Hello! i am learning OpenGL and i thought of making a paint program where you also could save the images and i wonder if there is any way to get a specific surface from the program, because i would not like to save the surface where you are drawing at and not the tool panel. So im thinking of working with surfaces like you are doing with SDL, is there any equvalent of that in opengl.
Thanks in advance.
If its possible it would be nice if i could just convert the OpenGL surface to a SDL_Surface* because SDL have a function that can save BMP. Is this possible?
OpenGL isn't really the best way to do this. A paint program does most of its work in the CPU, so to draw to the screen you'd have to continuously send buffers to the video device. Kind of a waste of resources.

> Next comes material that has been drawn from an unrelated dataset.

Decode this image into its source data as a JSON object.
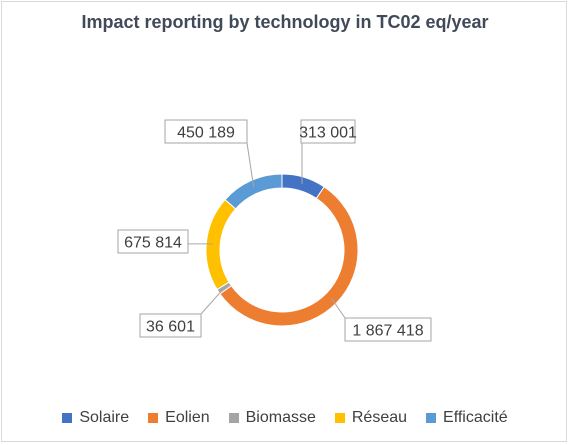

SDL is actually a much better choice, since its blitting methods are already software-based.
I just like the gl transformations and rotations and thats why i want it to be OpenGL but yea, SDL is an option. i actually found something about ReadPixels() and im gonna look into it further and see if i can get a SDL_Surface * out of it. Tho im not quite sure how to do that.
But well, i understand how you mean and i am considering it. But i want it to be advanced, a real challange for me.

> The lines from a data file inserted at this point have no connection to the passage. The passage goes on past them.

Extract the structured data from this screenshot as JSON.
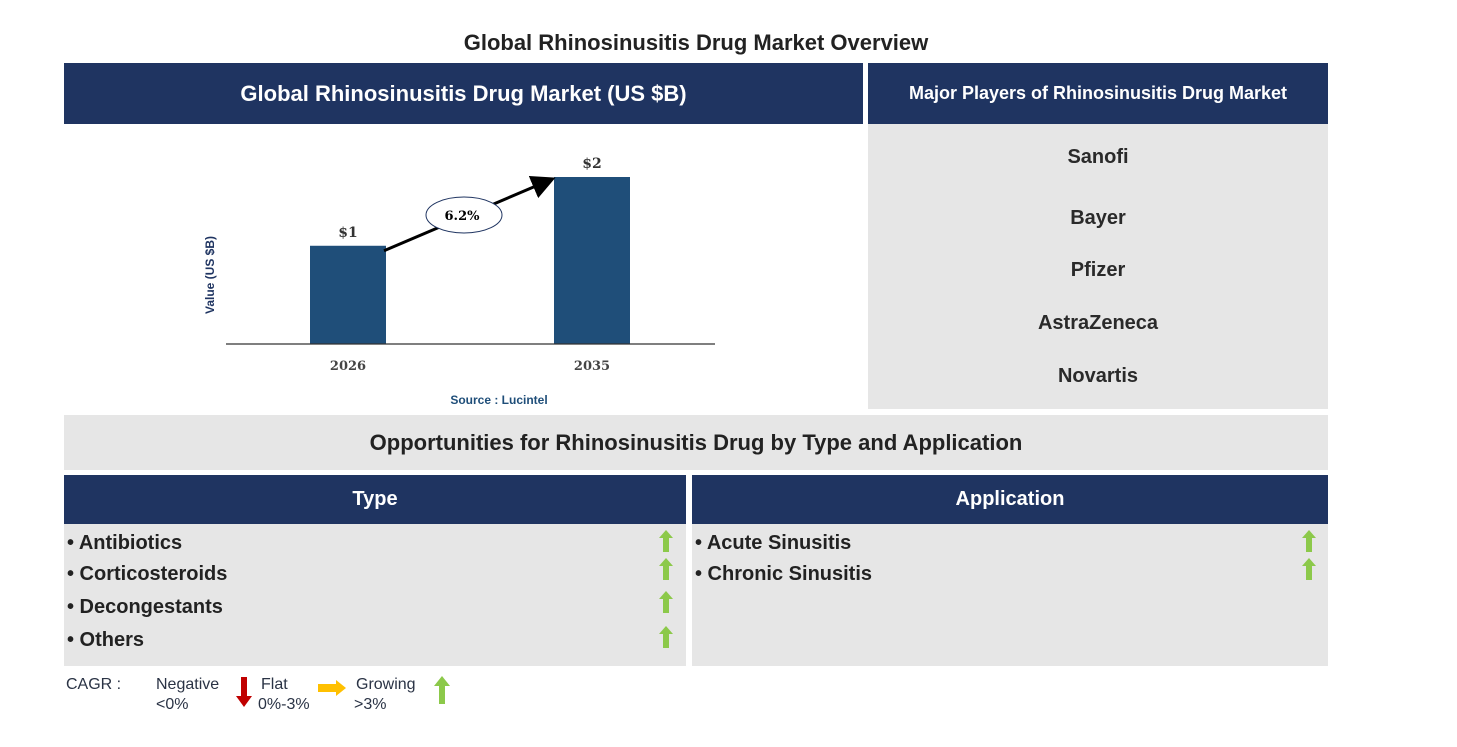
{
  "title": "Global Rhinosinusitis Drug Market Overview",
  "market_panel": {
    "header": "Global Rhinosinusitis Drug Market (US $B)",
    "source": "Source : Lucintel"
  },
  "players_panel": {
    "header": "Major Players of Rhinosinusitis Drug Market",
    "players": [
      "Sanofi",
      "Bayer",
      "Pfizer",
      "AstraZeneca",
      "Novartis"
    ]
  },
  "opportunities": {
    "header": "Opportunities for Rhinosinusitis Drug by Type and Application",
    "type": {
      "header": "Type",
      "items": [
        "• Antibiotics",
        "• Corticosteroids",
        "• Decongestants",
        "• Others"
      ],
      "trend": [
        "growing",
        "growing",
        "growing",
        "growing"
      ]
    },
    "application": {
      "header": "Application",
      "items": [
        "• Acute Sinusitis",
        "• Chronic Sinusitis"
      ],
      "trend": [
        "growing",
        "growing"
      ]
    }
  },
  "legend": {
    "cagr": "CAGR :",
    "negative": "Negative",
    "negative_range": "<0%",
    "flat": "Flat",
    "flat_range": "0%-3%",
    "growing": "Growing",
    "growing_range": ">3%"
  },
  "colors": {
    "navy": "#1f3461",
    "bar": "#1f4e79",
    "panel": "#e6e6e6",
    "up": "#8cc94a",
    "down": "#c00000",
    "flat": "#ffc000"
  },
  "chart_data": {
    "type": "bar",
    "categories": [
      "2026",
      "2035"
    ],
    "values": [
      1.0,
      1.7
    ],
    "data_labels": [
      "$1",
      "$2"
    ],
    "ylabel": "Value (US $B)",
    "xlabel": "",
    "annotation": "6.2%",
    "grid": false
  }
}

I just like the gl transformations and rotations and thats why i want it to be OpenGL
Those are merely linear transformations. They're easy to implement in software.

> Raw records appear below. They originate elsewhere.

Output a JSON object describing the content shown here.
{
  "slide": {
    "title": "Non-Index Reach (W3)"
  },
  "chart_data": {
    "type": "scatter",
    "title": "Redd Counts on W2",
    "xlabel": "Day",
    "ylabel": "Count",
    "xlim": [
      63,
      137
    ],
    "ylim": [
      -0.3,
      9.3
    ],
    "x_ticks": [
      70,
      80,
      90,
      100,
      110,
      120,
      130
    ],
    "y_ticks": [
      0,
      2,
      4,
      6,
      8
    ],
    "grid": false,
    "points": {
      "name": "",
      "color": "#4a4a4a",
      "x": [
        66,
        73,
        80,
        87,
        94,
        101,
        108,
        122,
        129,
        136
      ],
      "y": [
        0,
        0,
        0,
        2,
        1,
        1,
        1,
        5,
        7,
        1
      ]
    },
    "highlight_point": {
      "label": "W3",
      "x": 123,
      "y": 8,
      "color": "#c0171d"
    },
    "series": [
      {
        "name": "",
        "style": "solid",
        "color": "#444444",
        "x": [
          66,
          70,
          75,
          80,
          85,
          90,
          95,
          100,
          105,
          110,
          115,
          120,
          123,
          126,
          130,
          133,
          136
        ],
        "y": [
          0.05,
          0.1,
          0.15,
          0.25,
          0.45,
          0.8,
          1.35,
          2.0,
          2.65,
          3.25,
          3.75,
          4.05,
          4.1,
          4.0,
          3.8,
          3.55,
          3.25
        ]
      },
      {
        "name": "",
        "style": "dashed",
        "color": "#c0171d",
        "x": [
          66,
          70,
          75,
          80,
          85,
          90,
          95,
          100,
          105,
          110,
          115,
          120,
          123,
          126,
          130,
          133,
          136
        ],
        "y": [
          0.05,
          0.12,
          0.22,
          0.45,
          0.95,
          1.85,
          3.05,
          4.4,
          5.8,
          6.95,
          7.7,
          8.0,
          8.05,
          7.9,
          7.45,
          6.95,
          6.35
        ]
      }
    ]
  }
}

But i want it to be advanced, a real challange for me.
I just don't think it makes a lot of sense. You're making something much more complex than it has to be, while at the same time losing efficiency.
If you're going to challenge yourself, challenge yourself with something sensible.
If you multiply the coordinates of a pixel in the source by the transformation's associated matrix, you get the coordinates in the destination. There are reasons not to do this, though: suppose the transformation scales the source by 3; merely copying every pixel in the source to the destination would mean that only 1 in 9 pixels get filled.
What you do instead is invert the matrix (note that matrices whose determinant is 0 are non-invertible. In those cases, the destination should just be black or transparent) and compute the coordinates in the source for every pixel in the destination. While doing this, it's entirely possible that you'll get some coordinates that fall outside of the source. You'll have to handle that.
There's one more interesting aspect: suppose again you're scaling the source by 3. f-1(1,1)=(0.333,0.333). Your first inclination will be to truncate the coordinates. There's something else you can do that will make the result look much nicer. You can figure that out.